An international collaboration involving conservators and curators from Agnes and the Art Conservation Program at Queen’s University, the Mauritshuis, The Hague and the Ashmolean Museum of Art and Archaeology, University of Oxford focuses on utilizing new examination technologies to better understand the materials and painting techniques used by Rembrandt and his circle.

They are looking at character studies from all three art collections that are by or have been attributed to Rembrandt in the past. His Head of an Old Man in a Cap (around 1630) was examined with a 3D digital microscope (Hirox) and M6 Jetstream Macro XRF scanner, revealing the order in which the preparatory layers and paint layers were applied.
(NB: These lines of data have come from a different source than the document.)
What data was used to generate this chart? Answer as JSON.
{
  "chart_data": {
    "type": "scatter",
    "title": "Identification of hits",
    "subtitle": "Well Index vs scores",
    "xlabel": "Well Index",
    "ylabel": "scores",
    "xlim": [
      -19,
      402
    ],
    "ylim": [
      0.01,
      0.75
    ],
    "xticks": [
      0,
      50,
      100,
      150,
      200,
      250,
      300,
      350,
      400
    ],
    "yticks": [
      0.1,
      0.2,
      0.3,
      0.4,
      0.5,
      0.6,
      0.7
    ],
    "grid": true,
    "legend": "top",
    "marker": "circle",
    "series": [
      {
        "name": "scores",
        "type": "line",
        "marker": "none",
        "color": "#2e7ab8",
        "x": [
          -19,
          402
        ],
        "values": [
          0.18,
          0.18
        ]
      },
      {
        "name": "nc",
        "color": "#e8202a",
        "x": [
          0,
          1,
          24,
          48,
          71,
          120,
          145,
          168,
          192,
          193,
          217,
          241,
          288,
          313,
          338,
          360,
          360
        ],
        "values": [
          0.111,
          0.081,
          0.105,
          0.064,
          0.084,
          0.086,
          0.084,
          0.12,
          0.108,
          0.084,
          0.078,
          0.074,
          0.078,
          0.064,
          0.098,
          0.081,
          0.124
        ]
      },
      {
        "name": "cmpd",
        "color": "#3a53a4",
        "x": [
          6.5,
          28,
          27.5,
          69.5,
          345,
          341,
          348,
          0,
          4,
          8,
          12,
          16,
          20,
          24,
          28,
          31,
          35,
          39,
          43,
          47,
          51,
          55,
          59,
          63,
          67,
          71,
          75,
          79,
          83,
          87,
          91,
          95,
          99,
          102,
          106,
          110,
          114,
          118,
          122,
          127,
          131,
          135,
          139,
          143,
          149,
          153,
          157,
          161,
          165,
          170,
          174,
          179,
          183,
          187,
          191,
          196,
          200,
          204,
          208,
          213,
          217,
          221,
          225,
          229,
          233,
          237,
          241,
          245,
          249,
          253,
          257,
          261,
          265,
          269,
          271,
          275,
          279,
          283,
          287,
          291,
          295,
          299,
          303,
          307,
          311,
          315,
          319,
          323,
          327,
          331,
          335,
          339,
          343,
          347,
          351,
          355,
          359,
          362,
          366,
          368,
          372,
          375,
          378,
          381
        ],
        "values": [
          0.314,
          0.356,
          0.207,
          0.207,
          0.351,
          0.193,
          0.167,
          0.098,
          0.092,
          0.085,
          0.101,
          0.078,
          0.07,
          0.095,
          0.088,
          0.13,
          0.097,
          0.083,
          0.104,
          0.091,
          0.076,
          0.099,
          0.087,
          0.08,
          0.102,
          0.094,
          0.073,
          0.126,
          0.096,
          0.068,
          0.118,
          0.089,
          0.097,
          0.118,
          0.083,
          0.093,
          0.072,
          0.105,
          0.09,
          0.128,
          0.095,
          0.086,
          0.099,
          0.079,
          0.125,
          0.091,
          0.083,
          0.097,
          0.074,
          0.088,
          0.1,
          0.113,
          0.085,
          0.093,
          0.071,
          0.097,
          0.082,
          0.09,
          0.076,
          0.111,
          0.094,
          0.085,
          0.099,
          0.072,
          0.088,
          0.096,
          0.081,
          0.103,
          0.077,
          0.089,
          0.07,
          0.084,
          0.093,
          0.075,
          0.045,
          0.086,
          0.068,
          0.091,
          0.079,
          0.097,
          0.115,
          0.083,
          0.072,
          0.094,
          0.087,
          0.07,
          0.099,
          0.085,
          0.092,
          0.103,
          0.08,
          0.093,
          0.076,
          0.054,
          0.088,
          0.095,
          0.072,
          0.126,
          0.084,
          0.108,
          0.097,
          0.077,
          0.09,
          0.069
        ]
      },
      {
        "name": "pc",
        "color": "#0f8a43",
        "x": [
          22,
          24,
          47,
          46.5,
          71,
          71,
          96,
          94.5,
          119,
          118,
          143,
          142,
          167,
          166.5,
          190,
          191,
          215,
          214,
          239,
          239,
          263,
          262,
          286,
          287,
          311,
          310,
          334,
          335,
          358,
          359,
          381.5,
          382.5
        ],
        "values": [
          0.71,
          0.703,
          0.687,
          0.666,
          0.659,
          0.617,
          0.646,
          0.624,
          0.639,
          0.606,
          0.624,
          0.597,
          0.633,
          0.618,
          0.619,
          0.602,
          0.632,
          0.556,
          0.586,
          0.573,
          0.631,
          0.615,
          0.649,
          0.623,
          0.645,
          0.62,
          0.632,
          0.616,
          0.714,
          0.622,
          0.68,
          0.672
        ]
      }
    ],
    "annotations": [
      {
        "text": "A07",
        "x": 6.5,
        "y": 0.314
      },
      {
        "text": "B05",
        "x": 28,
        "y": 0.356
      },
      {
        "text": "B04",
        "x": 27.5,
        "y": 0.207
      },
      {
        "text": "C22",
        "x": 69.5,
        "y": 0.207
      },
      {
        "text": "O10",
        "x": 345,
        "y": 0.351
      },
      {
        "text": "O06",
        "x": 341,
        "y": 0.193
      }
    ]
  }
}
The use of the Hirox microscope also allowed for a detailed examination of Rembrandt’s brush handling and the scratched paint he used to delineate hairs in the subject’s eyebrows and beard.

“Technical examination of more securely attributed works, such as our Head of an Old Man in a Cap, provides valuable context against which to analyse paintings with uncertain attributions,” says Suzanne van de Meerendonk, Bader Curator of European Art. “But since technical knowledge circulated and materials were shared in artist workshops, we can also learn a lot from works created in those settings.”

In expanding the technical knowledge of these paintings, the research study provides exciting new insights into Rembrandt’s stylistic development and material experimentation during his early period.